In another approach, the sintering may be carried out at a higher temperature for a shorter duration of time to increase the mechanical strength of the ceramic material. In addition, a shorter-duration higher-temperature dwell step in the sintering profile may increase the porosity of the ceramic material. The sintering profile using less energy (e.g., shortened times) is advantageous for scaling up the process. In one approach, the sintering profile includes a series of heating steps that include a dwell temperature above 1100° C. for less than 8 hours. For example, in one exemplary approach, the sintering profile includes a heating rate of 1° C./min and dwell temperature at 150° C. for 1 h, followed directly by heating rate of 0.2° C./min and dwell temperature at 175° C. for 2 h, 200° C. for 2 h, 250° C. for 2 h and 300° C. for 2 h, followed directly by heating rate of 0.5° C./min and dwell temperature at 400° C. for 1 h, followed by partial sintering using a heating rate of 2° C./min and dwell temperatures and times of 800° C. for 4 h and 1100° C. for 5 h followed by directly cooling at a rate of 5° C./min.

In particular, the changes in this profile include a shorter amount of time at 1100° C., for example 5 hours at 1100° C. compared to 15 hours at 1050° C. In some approaches, the temperature may be higher at 1200° C. for up to one hour, e.g., 5 minutes (min), 15 min, 30 min, etc.

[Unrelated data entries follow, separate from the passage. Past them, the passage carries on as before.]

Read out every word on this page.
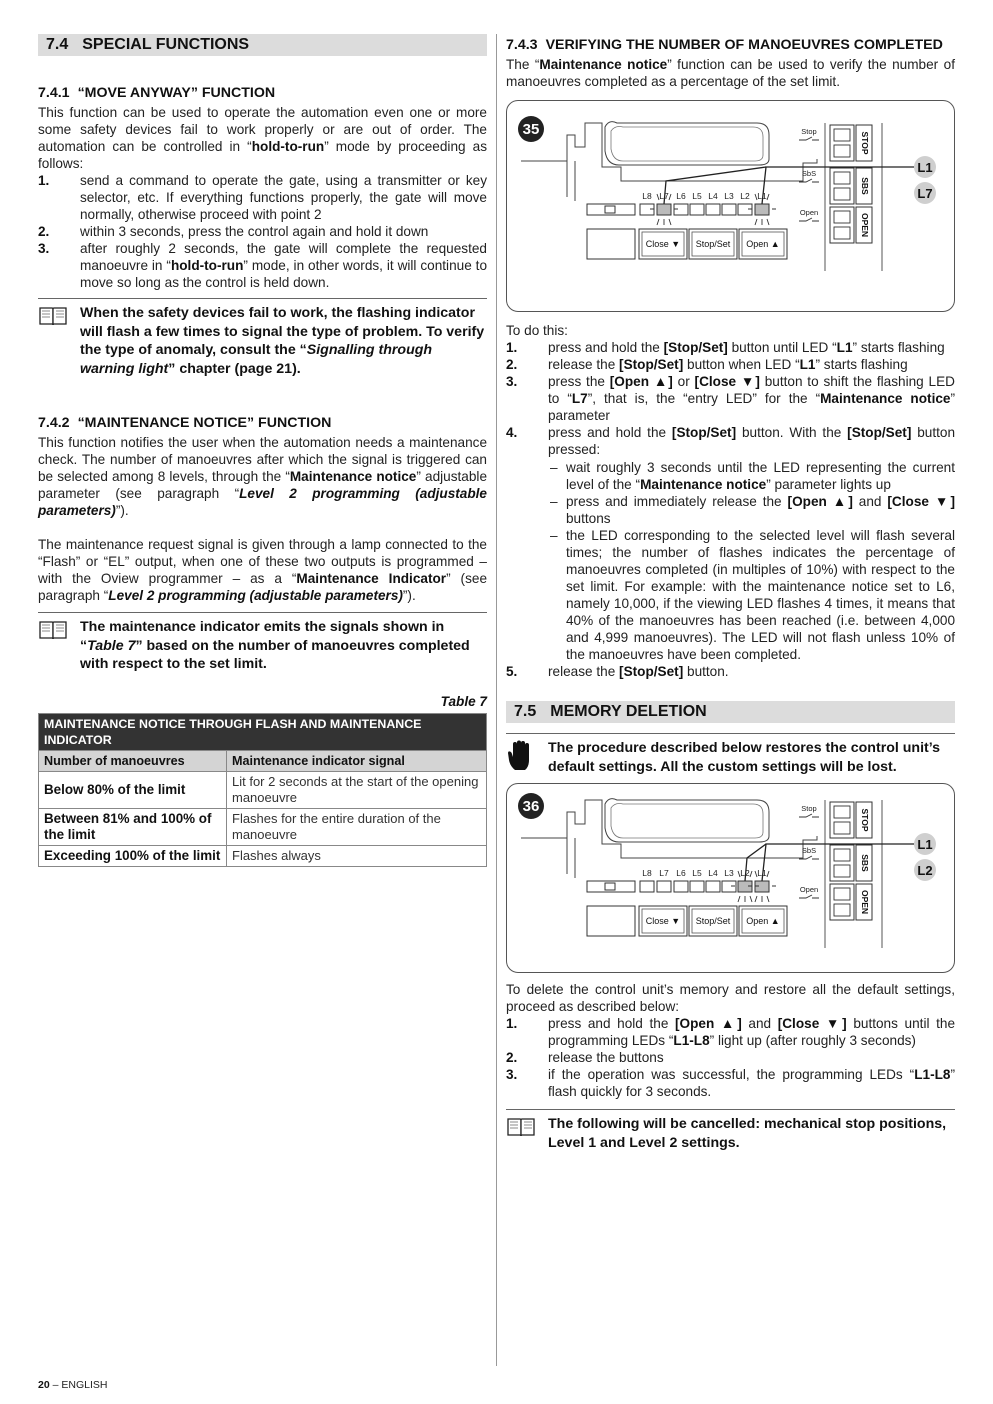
7.4 SPECIAL FUNCTIONS
7.4.1 “MOVE ANYWAY” FUNCTION

This function can be used to operate the automation even one or more some safety devices fail to work properly or are out of order. The automation can be controlled in “hold-to-run” mode by proceeding as follows:

1.	send a command to operate the gate, using a transmitter or key selector, etc. If everything functions properly, the gate will move normally, otherwise proceed with point 2
2.	within 3 seconds, press the control again and hold it down
3.	after roughly 2 seconds, the gate will complete the requested manoeuvre in “hold-to-run” mode, in other words, it will continue to move so long as the control is held down.
When the safety devices fail to work, the flashing indicator will flash a few times to signal the type of problem. To verify the type of anomaly, consult the “Signalling through warning light” chapter (page 21).
7.4.2 “MAINTENANCE NOTICE” FUNCTION

This function notifies the user when the automation needs a maintenance check. The number of manoeuvres after which the signal is triggered can be selected among 8 levels, through the “Maintenance notice” adjustable parameter (see paragraph “Level 2 programming (adjustable parameters)”).

The maintenance request signal is given through a lamp connected to the “Flash” or “EL” output, when one of these two outputs is programmed – with the Oview programmer – as a “Maintenance Indicator” (see paragraph “Level 2 programming (adjustable parameters)”).

The maintenance indicator emits the signals shown in “Table 7” based on the number of manoeuvres completed with respect to the set limit.
Table 7
MAINTENANCE NOTICE THROUGH FLASH AND MAINTENANCE INDICATOR	
Number of manoeuvres	Maintenance indicator signal
Below 80% of the limit	Lit for 2 seconds at the start of the opening manoeuvre
Between 81% and 100% of the limit	Flashes for the entire duration of the manoeuvre
Exceeding 100% of the limit	Flashes always
7.4.3 VERIFYING THE NUMBER OF MANOEUVRES COMPLETED

The “Maintenance notice” function can be used to verify the number of manoeuvres completed as a percentage of the set limit.

35
L8 L7 L6 L5 L4 L3 L2 L1
Close ▼ Stop/Set Open ▲
Stop
SbS
Open
STOP
SBS
OPEN
L1
L7

To do this:

1.	press and hold the [Stop/Set] button until LED “L1” starts flashing
2.	release the [Stop/Set] button when LED “L1” starts flashing
3.	press the [Open ▲] or [Close ▼] button to shift the flashing LED to “L7”, that is, the “entry LED” for the “Maintenance notice” parameter
4.	press and hold the [Stop/Set] button. With the [Stop/Set] button pressed:
– wait roughly 3 seconds until the LED representing the current level of the “Maintenance notice” parameter lights up
– press and immediately release the [Open ▲] and [Close ▼] buttons
– the LED corresponding to the selected level will flash several times; the number of flashes indicates the percentage of manoeuvres completed (in multiples of 10%) with respect to the set limit. For example: with the maintenance notice set to L6, namely 10,000, if the viewing LED flashes 4 times, it means that 40% of the manoeuvres has been reached (i.e. between 4,000 and 4,999 manoeuvres). The LED will not flash unless 10% of the manoeuvres have been completed.
5.	release the [Stop/Set] button.
7.5 MEMORY DELETION
The procedure described below restores the control unit’s default settings. All the custom settings will be lost.
36
L8 L7 L6 L5 L4 L3 L2 L1
Close ▼ Stop/Set Open ▲
Stop
SbS
Open
STOP
SBS
OPEN
L1
L2

To delete the control unit’s memory and restore all the default settings, proceed as described below:

1.	press and hold the [Open ▲] and [Close ▼] buttons until the programming LEDs “L1-L8” light up (after roughly 3 seconds)
2.	release the buttons
3.	if the operation was successful, the programming LEDs “L1-L8” flash quickly for 3 seconds.
The following will be cancelled: mechanical stop positions, Level 1 and Level 2 settings.
20 – ENGLISH
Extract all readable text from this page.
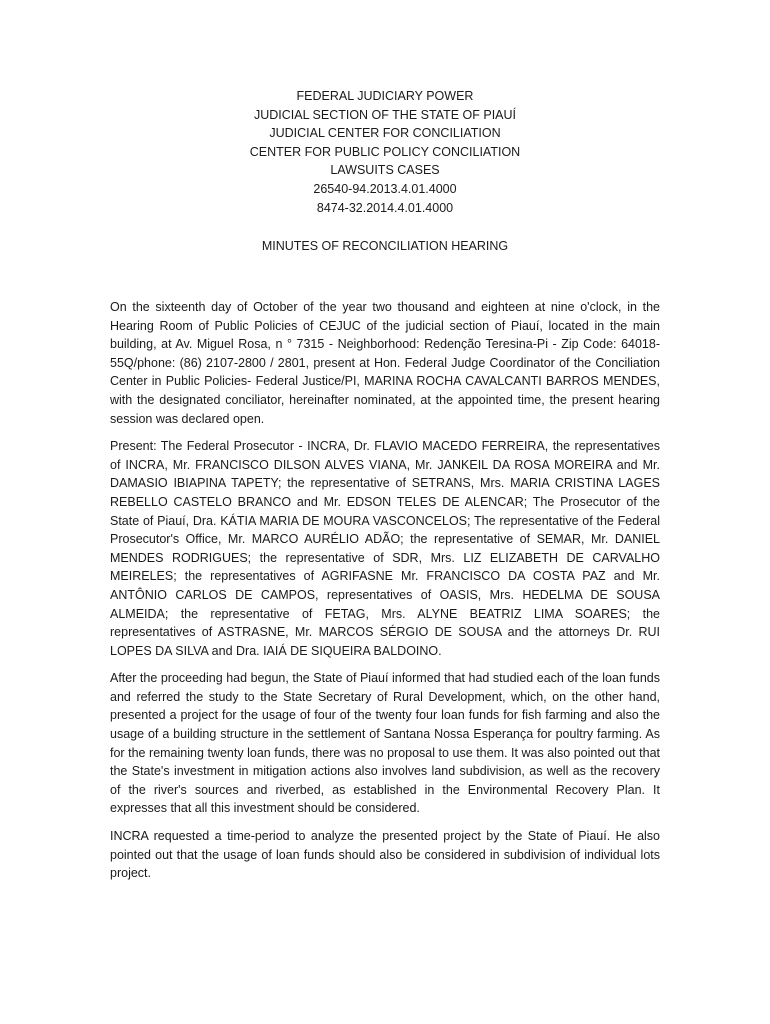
FEDERAL JUDICIARY POWER
JUDICIAL SECTION OF THE STATE OF PIAUÍ
JUDICIAL CENTER FOR CONCILIATION
CENTER FOR PUBLIC POLICY CONCILIATION
LAWSUITS CASES
26540-94.2013.4.01.4000
8474-32.2014.4.01.4000
MINUTES OF RECONCILIATION HEARING

On the sixteenth day of October of the year two thousand and eighteen at nine o'clock, in the Hearing Room of Public Policies of CEJUC of the judicial section of Piauí, located in the main building, at Av. Miguel Rosa, n ° 7315 - Neighborhood: Redenção Teresina-Pi - Zip Code: 64018-55Q/phone: (86) 2107-2800 / 2801, present at Hon. Federal Judge Coordinator of the Conciliation Center in Public Policies- Federal Justice/PI, MARINA ROCHA CAVALCANTI BARROS MENDES, with the designated conciliator, hereinafter nominated, at the appointed time, the present hearing session was declared open.

Present: The Federal Prosecutor - INCRA, Dr. FLAVIO MACEDO FERREIRA, the representatives of INCRA, Mr. FRANCISCO DILSON ALVES VIANA, Mr. JANKEIL DA ROSA MOREIRA and Mr. DAMASIO IBIAPINA TAPETY; the representative of SETRANS, Mrs. MARIA CRISTINA LAGES REBELLO CASTELO BRANCO and Mr. EDSON TELES DE ALENCAR; The Prosecutor of the State of Piauí, Dra. KÁTIA MARIA DE MOURA VASCONCELOS; The representative of the Federal Prosecutor's Office, Mr. MARCO AURÉLIO ADÃO; the representative of SEMAR, Mr. DANIEL MENDES RODRIGUES; the representative of SDR, Mrs. LIZ ELIZABETH DE CARVALHO MEIRELES; the representatives of AGRIFASNE Mr. FRANCISCO DA COSTA PAZ and Mr. ANTÔNIO CARLOS DE CAMPOS, representatives of OASIS, Mrs. HEDELMA DE SOUSA ALMEIDA; the representative of FETAG, Mrs. ALYNE BEATRIZ LIMA SOARES; the representatives of ASTRASNE, Mr. MARCOS SÉRGIO DE SOUSA and the attorneys Dr. RUI LOPES DA SILVA and Dra. IAIÁ DE SIQUEIRA BALDOINO.

After the proceeding had begun, the State of Piauí informed that had studied each of the loan funds and referred the study to the State Secretary of Rural Development, which, on the other hand, presented a project for the usage of four of the twenty four loan funds for fish farming and also the usage of a building structure in the settlement of Santana Nossa Esperança for poultry farming. As for the remaining twenty loan funds, there was no proposal to use them. It was also pointed out that the State's investment in mitigation actions also involves land subdivision, as well as the recovery of the river's sources and riverbed, as established in the Environmental Recovery Plan. It expresses that all this investment should be considered.

INCRA requested a time-period to analyze the presented project by the State of Piauí. He also pointed out that the usage of loan funds should also be considered in subdivision of individual lots project.
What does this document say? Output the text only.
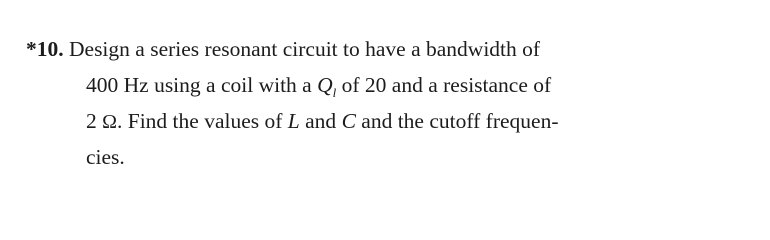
*10. Design a series resonant circuit to have a bandwidth of
400 Hz using a coil with a $Q_l$ of 20 and a resistance of
2 Ω. Find the values of L and C and the cutoff frequen-
cies.
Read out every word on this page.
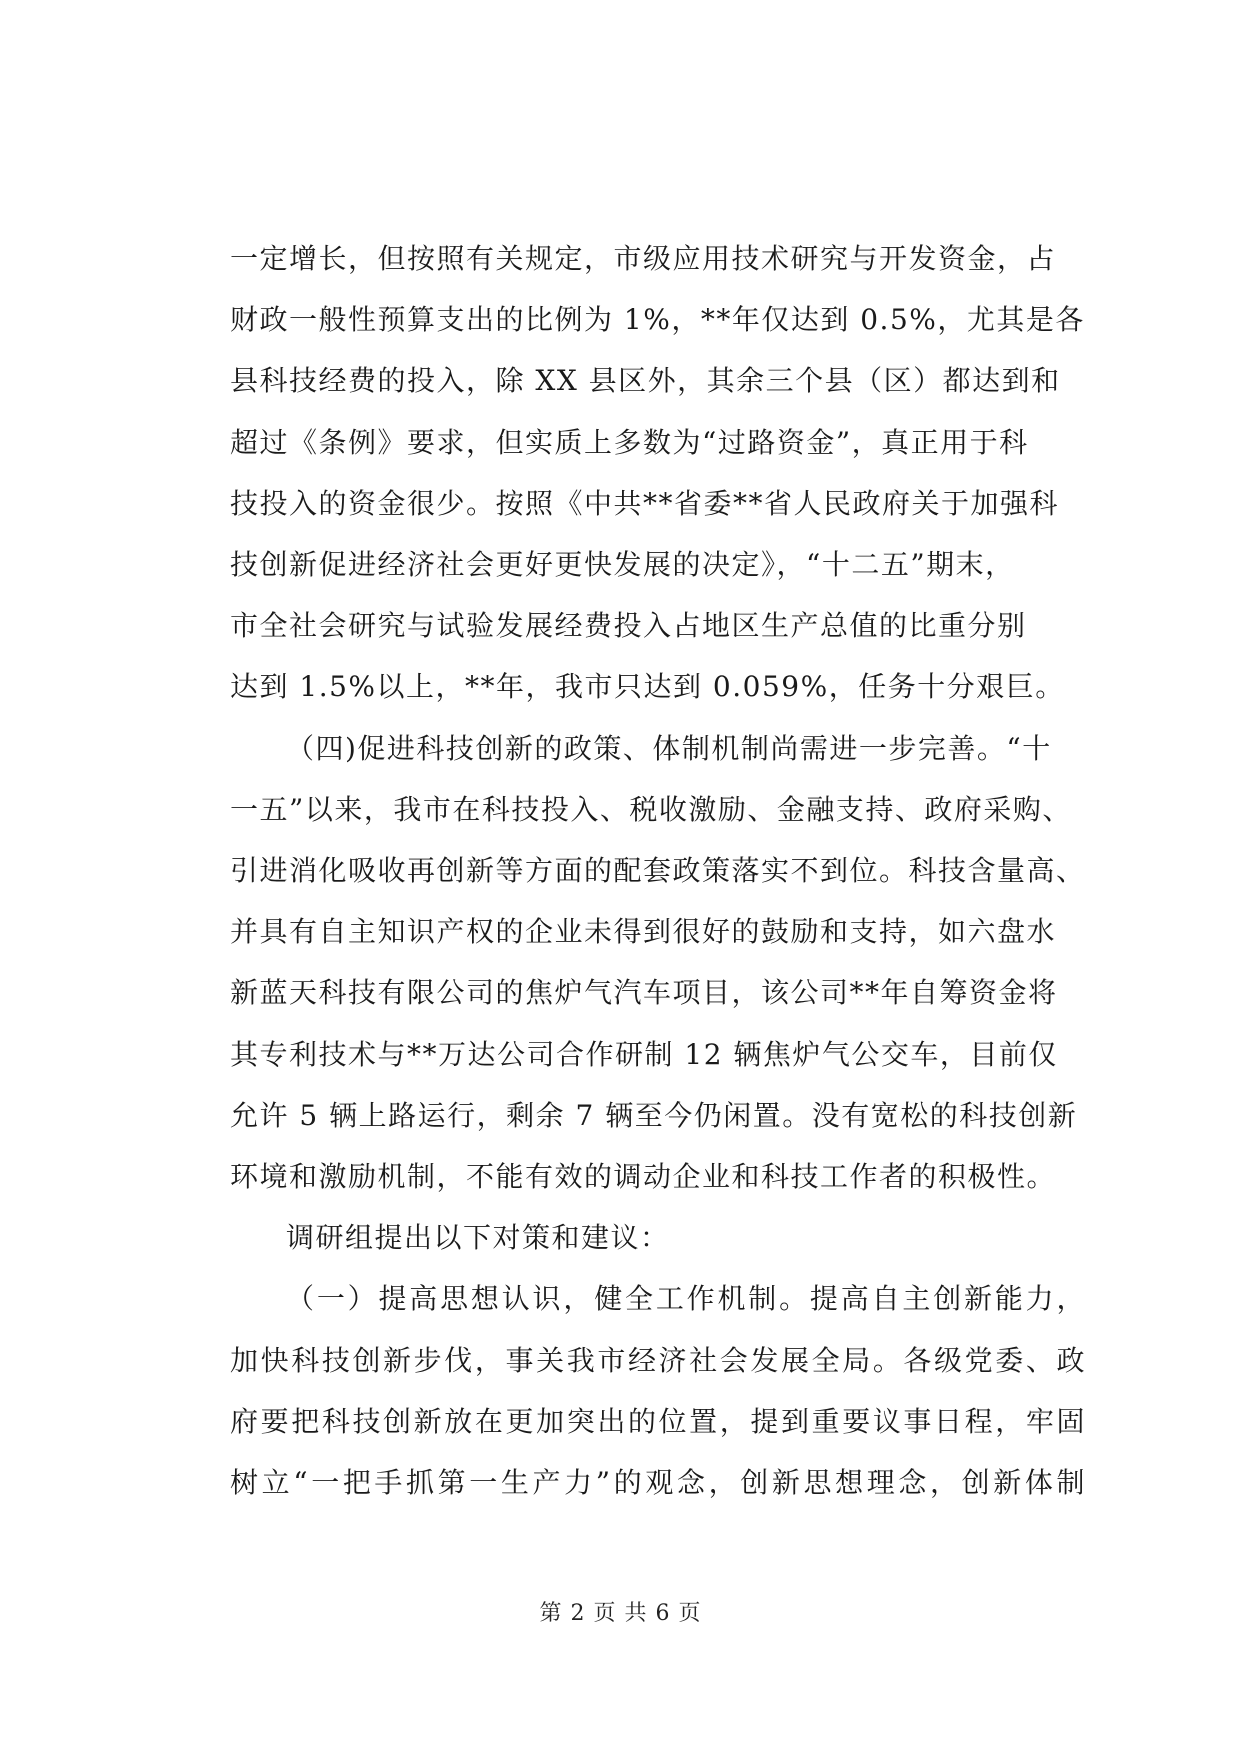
一定增长，但按照有关规定，市级应用技术研究与开发资金，占
财政一般性预算支出的比例为 1%，**年仅达到 0.5%，尤其是各
县科技经费的投入，除 XX 县区外，其余三个县（区）都达到和
超过《条例》要求，但实质上多数为“过路资金”，真正用于科
技投入的资金很少。按照《中共**省委**省人民政府关于加强科
技创新促进经济社会更好更快发展的决定》，“十二五”期末，
市全社会研究与试验发展经费投入占地区生产总值的比重分别
达到 1.5%以上，**年，我市只达到 0.059%，任务十分艰巨。

（四)促进科技创新的政策、体制机制尚需进一步完善。“十
一五”以来，我市在科技投入、税收激励、金融支持、政府采购、
引进消化吸收再创新等方面的配套政策落实不到位。科技含量高、
并具有自主知识产权的企业未得到很好的鼓励和支持，如六盘水
新蓝天科技有限公司的焦炉气汽车项目，该公司**年自筹资金将
其专利技术与**万达公司合作研制 12 辆焦炉气公交车，目前仅
允许 5 辆上路运行，剩余 7 辆至今仍闲置。没有宽松的科技创新
环境和激励机制，不能有效的调动企业和科技工作者的积极性。

调研组提出以下对策和建议：

（一）提高思想认识，健全工作机制。提高自主创新能力，
加快科技创新步伐，事关我市经济社会发展全局。各级党委、政
府要把科技创新放在更加突出的位置，提到重要议事日程，牢固
树立“一把手抓第一生产力”的观念，创新思想理念，创新体制

第 2 页 共 6 页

The higher temperatures may result in closing some of the porosity of the product, however, the advantages include a mechanically stronger structure due to the increased densification of the material. A lower sintering profile allows a higher porosity. A shorter-duration higher-temperature sintering profile causes the part to shrink thereby resulting in a part having a higher density. A higher sintering profile allows a lower porosity with increased mechanical performance (e.g., mechanical strength) of the material.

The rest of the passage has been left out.